I wrote a couple weeks ago about South Carolina’s new Formal Ethics Opinion 11-05 regarding an attorney’s use of services, such as Groupon, to offer discounts and deals on their legal services. North Carolina also has a proposed ethics opinion, 2011 Formal Ethics Opinion 10 entitled “Lawyer Advertising on Deal of the Day or Group Coupon Website.”
The proposed NC ethics opinion states:
[A] lawyer may advertise on a website that offers daily discounts to consumers where the website company’s compensation is a percentage of the amount paid to the lawyer if certain disclosures are made and certain conditions are satisfied.
The primary concern with this opinion and the one that was published in South Carolina is that it does not violate Rule 5.4(a) which prohibits sharing of legal fees with nonlawyers. In the case of the website providing the daily deals service to the lawyer for his or her practice, the fees are directly paid by the lawyer for the cost of advertising and does not include any fees paid by the lawyer’s clients obtained through the daily deals service.

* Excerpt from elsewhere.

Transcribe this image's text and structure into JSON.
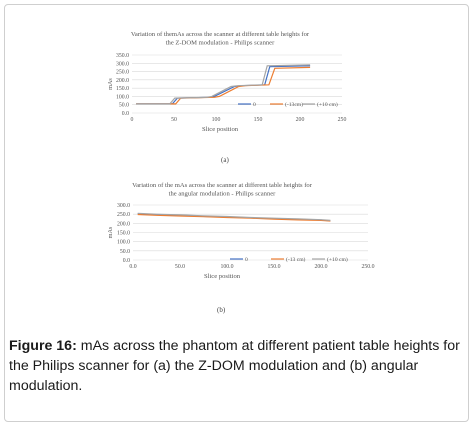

Ensuring that this method does not equate to fee-splitting and that the method falls under the normal costs of advertising, the opinion goes on to caution that a few other rules and regulations related to lawyer advertising may arise depending on the website service used and how the attorney uses it to market their services.
To simplify the basic rules laid out in this opinion:
1) Don’t mislead your prospective clients (it has to actually be a discount from your regular fees offered);
2) Disclose the method and remind prospective clients not to act hastily in making decisions about their legal representation (um, isn’t that actually the marketing benefit of a coupon – to create immediacy and prompt the consumer to spend? anyway….) ;
3) Remind them that there may be some reason why you can’t go through with the discount because of conflict of interest, jurisdiction conflict, etc.;
4) Still follow trust accounting rules even if the funds go to the website service first as prepaid fees;
5) If you put a time limit on the discount and the client lets it expire, you can’t go back and charge your regular fee for the same service. You have to return any advance payment on the service or if the client agrees to the higher price, add that advance payment to the revised cost;
6) The legal work provided must still be competent. So if the services exceed what the discount included, you still have the obligation to provide full, competent services to complete the matter for them.
Both this proposed opinion and the one in South Carolina will be interesting to watch to see how attorneys implement them into their marketing strategies for their firms. It would seem like unbundled legal services at fixed fees would work best with these types of daily deal offers. Following best practices for delivering unbundled services, in terms of educating the client about the scope of services and signing a limited scope engagement agreement would protect both the attorney and the client in this situation.
UPDATE: It looks like the New York State Bar Association published an ethics opinion on daily deal sites in December 2011: NYSBA Committee on Professional Ethics Opinion 897 (12/13/11). (HT to NY Attorney Paul Jeff Perez.)